Amar Shaheed Jodha Singh Attaiya Thakur Dariyao Singh Medical College, Fatehpur
- Other names: Government Medical College, Fatehpur
- Type: Medical College and Hospital
- Established: 2021; 5 years ago
- Affiliations: Atal Bihari Vajpayee Medical University
- Principal: Dr.

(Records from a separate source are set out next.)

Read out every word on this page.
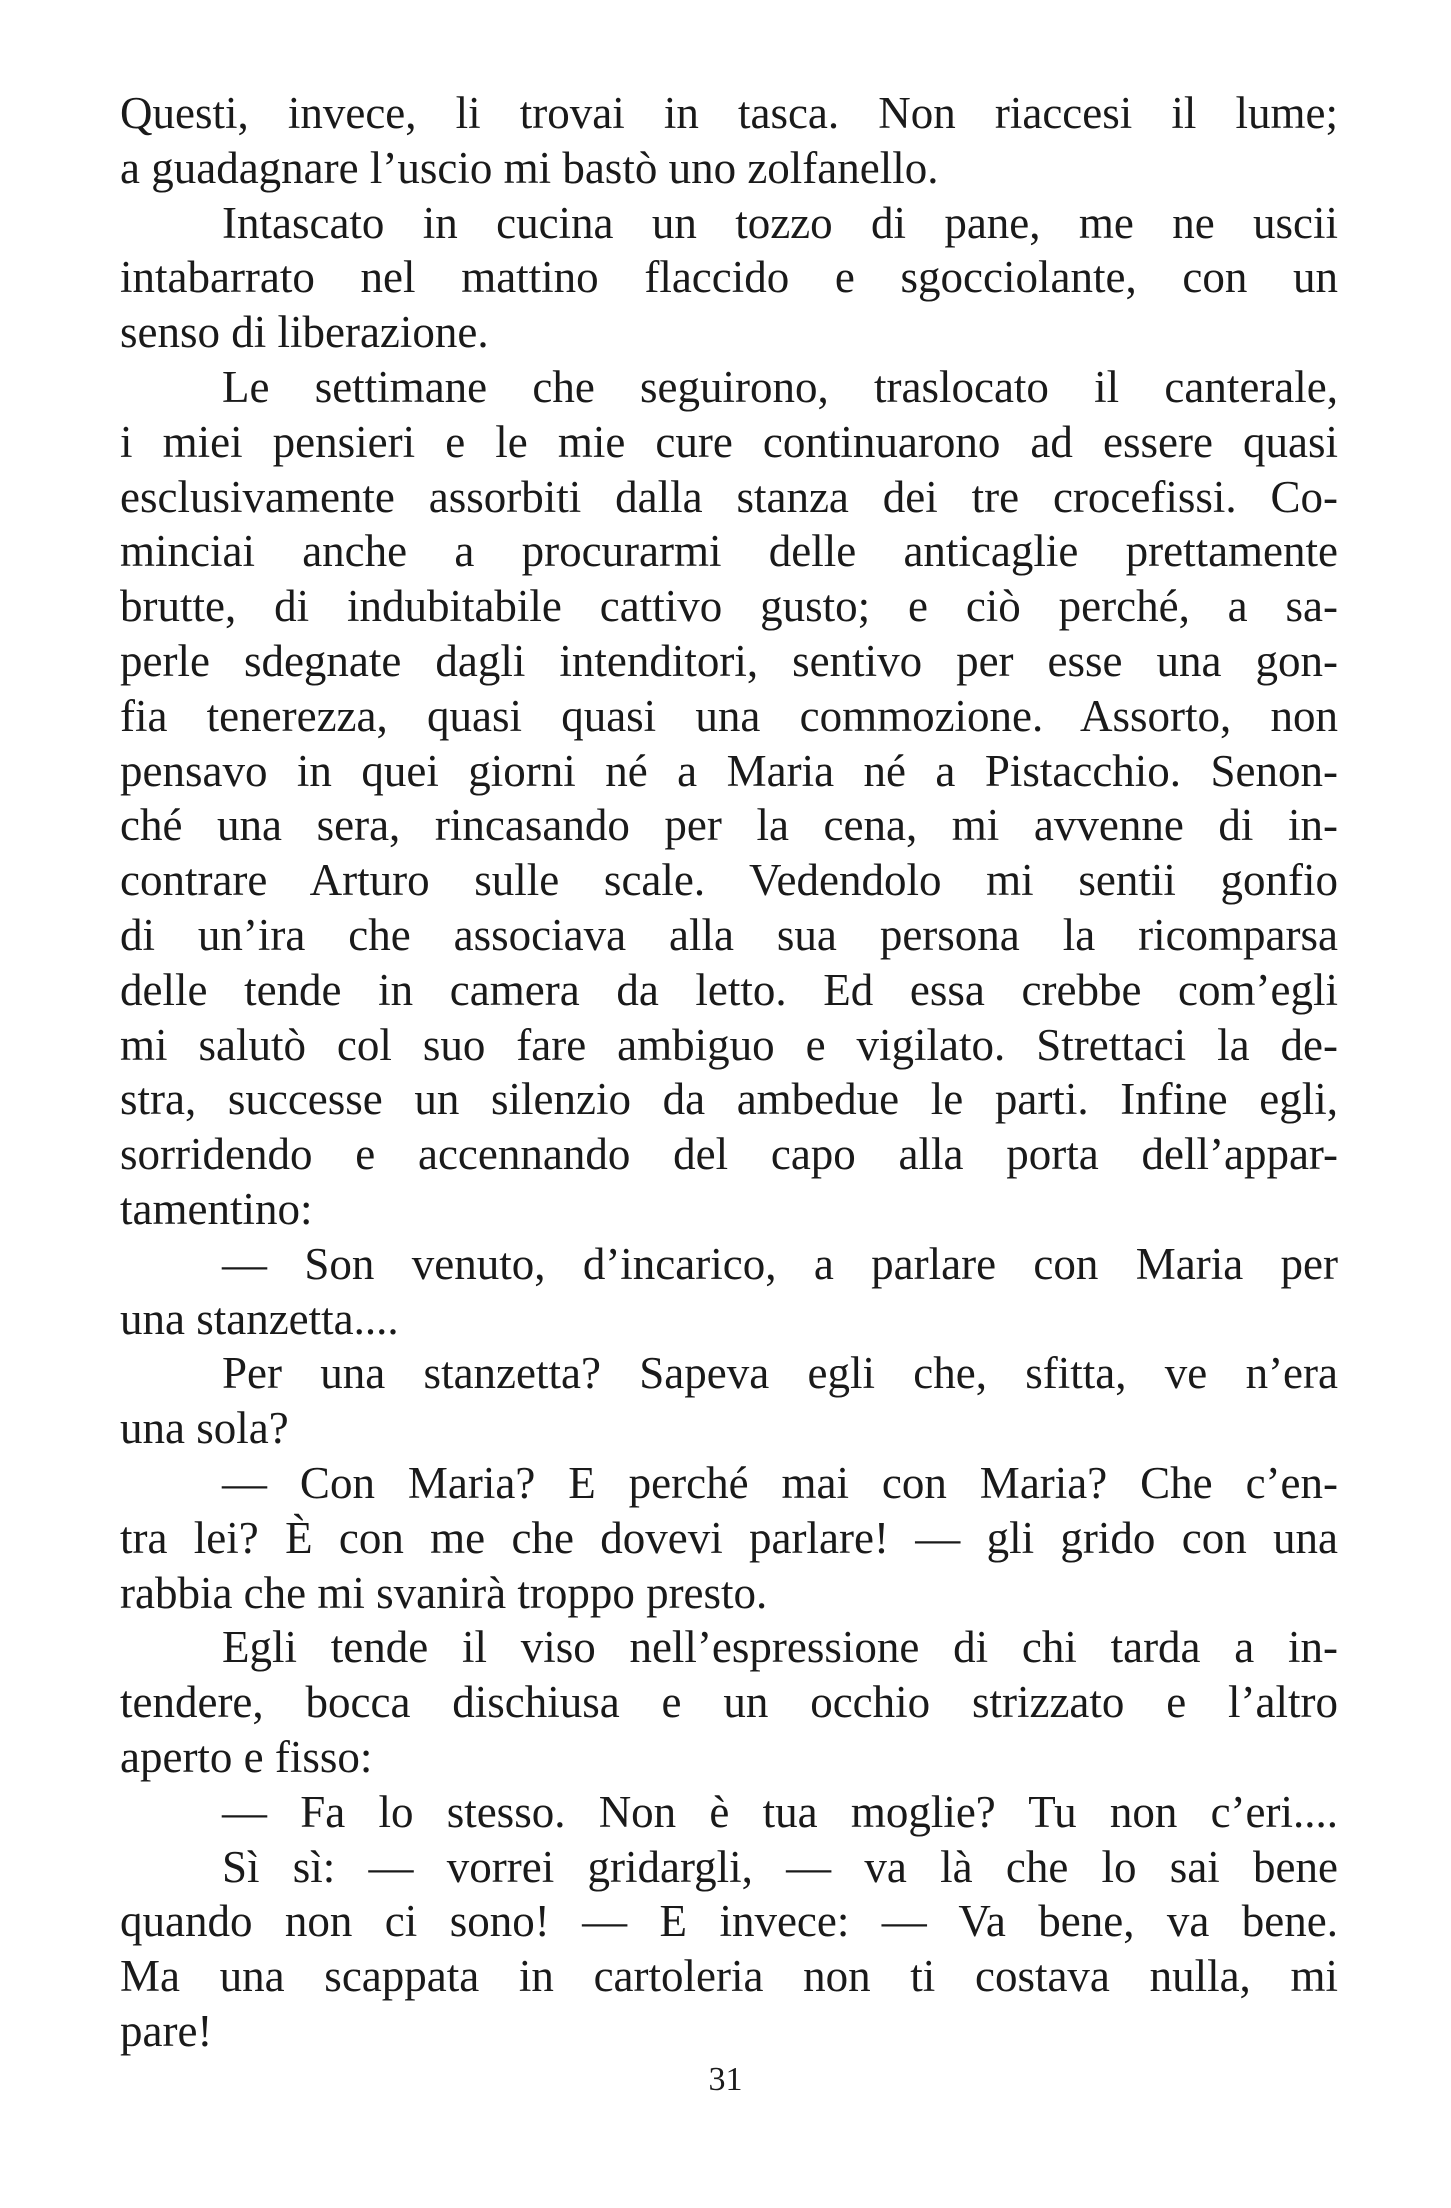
Questi, invece, li trovai in tasca. Non riaccesi il lume;
a guadagnare l’uscio mi bastò uno zolfanello.
Intascato in cucina un tozzo di pane, me ne uscii
intabarrato nel mattino flaccido e sgocciolante, con un
senso di liberazione.
Le settimane che seguirono, traslocato il canterale,
i miei pensieri e le mie cure continuarono ad essere quasi
esclusivamente assorbiti dalla stanza dei tre crocefissi. Co-
minciai anche a procurarmi delle anticaglie prettamente
brutte, di indubitabile cattivo gusto; e ciò perché, a sa-
perle sdegnate dagli intenditori, sentivo per esse una gon-
fia tenerezza, quasi quasi una commozione. Assorto, non
pensavo in quei giorni né a Maria né a Pistacchio. Senon-
ché una sera, rincasando per la cena, mi avvenne di in-
contrare Arturo sulle scale. Vedendolo mi sentii gonfio
di un’ira che associava alla sua persona la ricomparsa
delle tende in camera da letto. Ed essa crebbe com’egli
mi salutò col suo fare ambiguo e vigilato. Strettaci la de-
stra, successe un silenzio da ambedue le parti. Infine egli,
sorridendo e accennando del capo alla porta dell’appar-
tamentino:
— Son venuto, d’incarico, a parlare con Maria per
una stanzetta....
Per una stanzetta? Sapeva egli che, sfitta, ve n’era
una sola?
— Con Maria? E perché mai con Maria? Che c’en-
tra lei? È con me che dovevi parlare! — gli grido con una
rabbia che mi svanirà troppo presto.
Egli tende il viso nell’espressione di chi tarda a in-
tendere, bocca dischiusa e un occhio strizzato e l’altro
aperto e fisso:
— Fa lo stesso. Non è tua moglie? Tu non c’eri....
Sì sì: — vorrei gridargli, — va là che lo sai bene
quando non ci sono! — E invece: — Va bene, va bene.
Ma una scappata in cartoleria non ti costava nulla, mi
pare!
31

R. P. Singh
- Location: Fatehpur, Uttar Pradesh, India 25°59′03″N 80°45′32″E﻿ / ﻿25.9843°N 80.7589°E
- Campus: Rural;
- Website: asmcfatehpur.com

= Amar Shaheed Jodha Singh Attaiya Thakur Dariyao Singh Medical College, Fatehpur =

Education organization in Fatehpur, India

Amar Shaheed Jodha Singh Attaiya Thakur Dariyao Singh Medical College, Fatehpur, also known as Autonomous State Medical College, Fatehpur, is a full-fledged tertiary government Medical college and hospital. It is located at Fatehpur in Uttar Pradesh, India. The college imparts the degree of Bachelor of Medicine and Surgery (MBBS). The yearly undergraduate student intake is 100. It is Spread over approximately 19 acres area.

==Courses==
This medical college undertakes the education and training of 100 students in MBBS courses along with paramedical batches

==Affiliated==
The college is affiliated with Atal Bihari Vajpayee Medical University and is recognized by the National Medical Commission.